Personal information
- Date of birth: 5 August 1884
- Place of birth: St. Ninians, Scotland
- Date of death: 6 August 1949 (aged 65)
- Place of death: Bridge of Allan, Scotland
- Height: 5 ft 10+1⁄2 in (1.79 m)
- Positions: Left back; centre half;

Senior career*
- Years: Team / Apps / (Gls)
- Bannockburn Juniors
- 0000–1906: Ashfield
- 1906–1910: Rangers / 28 / (0)
- 1909–1910: → Motherwell (loan) / 34 / (4)
- 1910–1911: Bradford City / 45 / (1)
- 1911–1924: Burnley / 221 / (5)
- 1916: → Ayr United (guest) / 1 / (0)
- 1916: → Rangers (guest) / 1 / (0)
- 1916: → Chelsea (guest)
- 1918: → Falkirk (guest) / 2 / (0)
- 1919: → Celtic (guest) / 5 / (0)

Managerial career
- 1924–1931: St Johnstone
- 1936–1938: Dunfermline Athletic
- 1938–1940: Carlisle United

= David Taylor (footballer, born 1884) =

Scottish footballer

David Taylor (5 August 1884 – 6 August 1949) was a Scottish professional football player and manager. As a player he was a defender, and won the FA Cup in 1911 with Bradford City and in 1914 with Burnley.

==Career==
Moving from Rangers to Bradford City in September 1910, Taylor signed for Burnley in November 1911. With Bradford he won the 1911 FA Cup Final, and with Burnley he won the 1914 FA Cup Final and the 1920–21 Football League title. He was known for his pace.

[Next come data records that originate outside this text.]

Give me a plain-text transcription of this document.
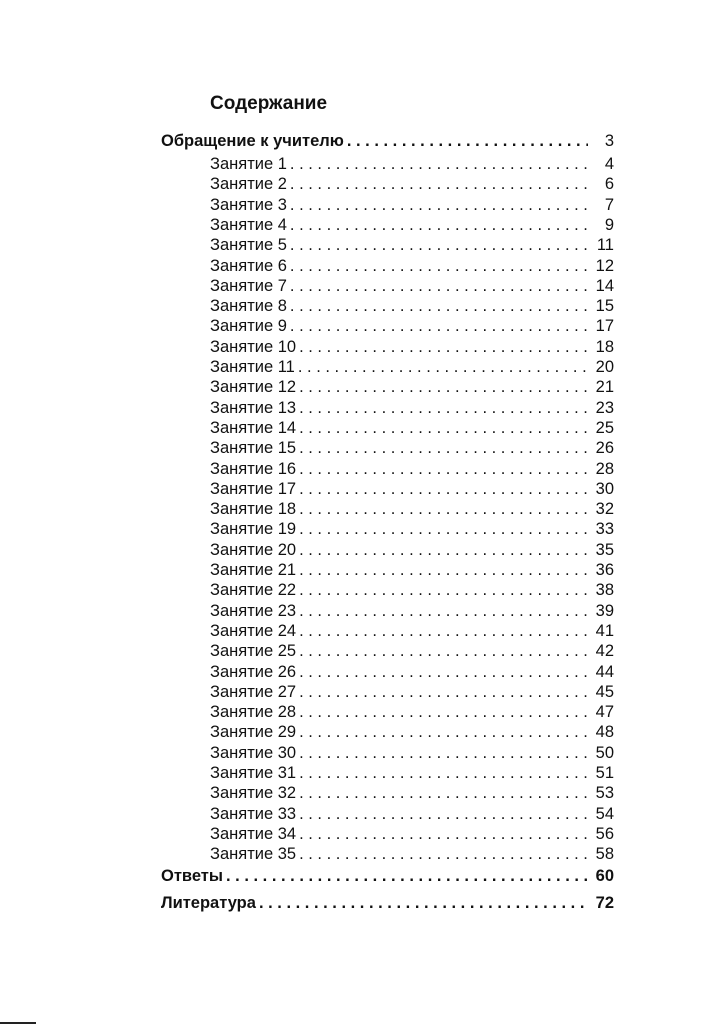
Содержание
Обращение к учителю . . .	3
Занятие 1 . . .	4
Занятие 2 . . .	6
Занятие 3 . . .	7
Занятие 4 . . .	9
Занятие 5 . . .	11
Занятие 6 . . .	12
Занятие 7 . . .	14
Занятие 8 . . .	15
Занятие 9 . . .	17
Занятие 10 . . .	18
Занятие 11 . . .	20
Занятие 12 . . .	21
Занятие 13 . . .	23
Занятие 14 . . .	25
Занятие 15 . . .	26
Занятие 16 . . .	28
Занятие 17 . . .	30
Занятие 18 . . .	32
Занятие 19 . . .	33
Занятие 20 . . .	35
Занятие 21 . . .	36
Занятие 22 . . .	38
Занятие 23 . . .	39
Занятие 24 . . .	41
Занятие 25 . . .	42
Занятие 26 . . .	44
Занятие 27 . . .	45
Занятие 28 . . .	47
Занятие 29 . . .	48
Занятие 30 . . .	50
Занятие 31 . . .	51
Занятие 32 . . .	53
Занятие 33 . . .	54
Занятие 34 . . .	56
Занятие 35 . . .	58
Ответы . . .	60
Литература . . .	72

Taylor guested for both Old Firm clubs during the First World War. He only featured for Celtic in five league matches but could be considered to have played an important part in their 1918–19 Scottish Football League title win, as in his debut on 1 January 1919 the Hoops held his old club Rangers to a 1–1 draw at Ibrox thanks to what was described in the press as "magnificent rearguard tactics", going on to win the championship from the same rivals by one point. At the end of that season, he suffered from serious heart trouble which put his career and health at risk, but was later able to continue with Burnley.

He played in two Home Scots v Anglo-Scots international trials just prior to the war, but never gained a full cap for Scotland.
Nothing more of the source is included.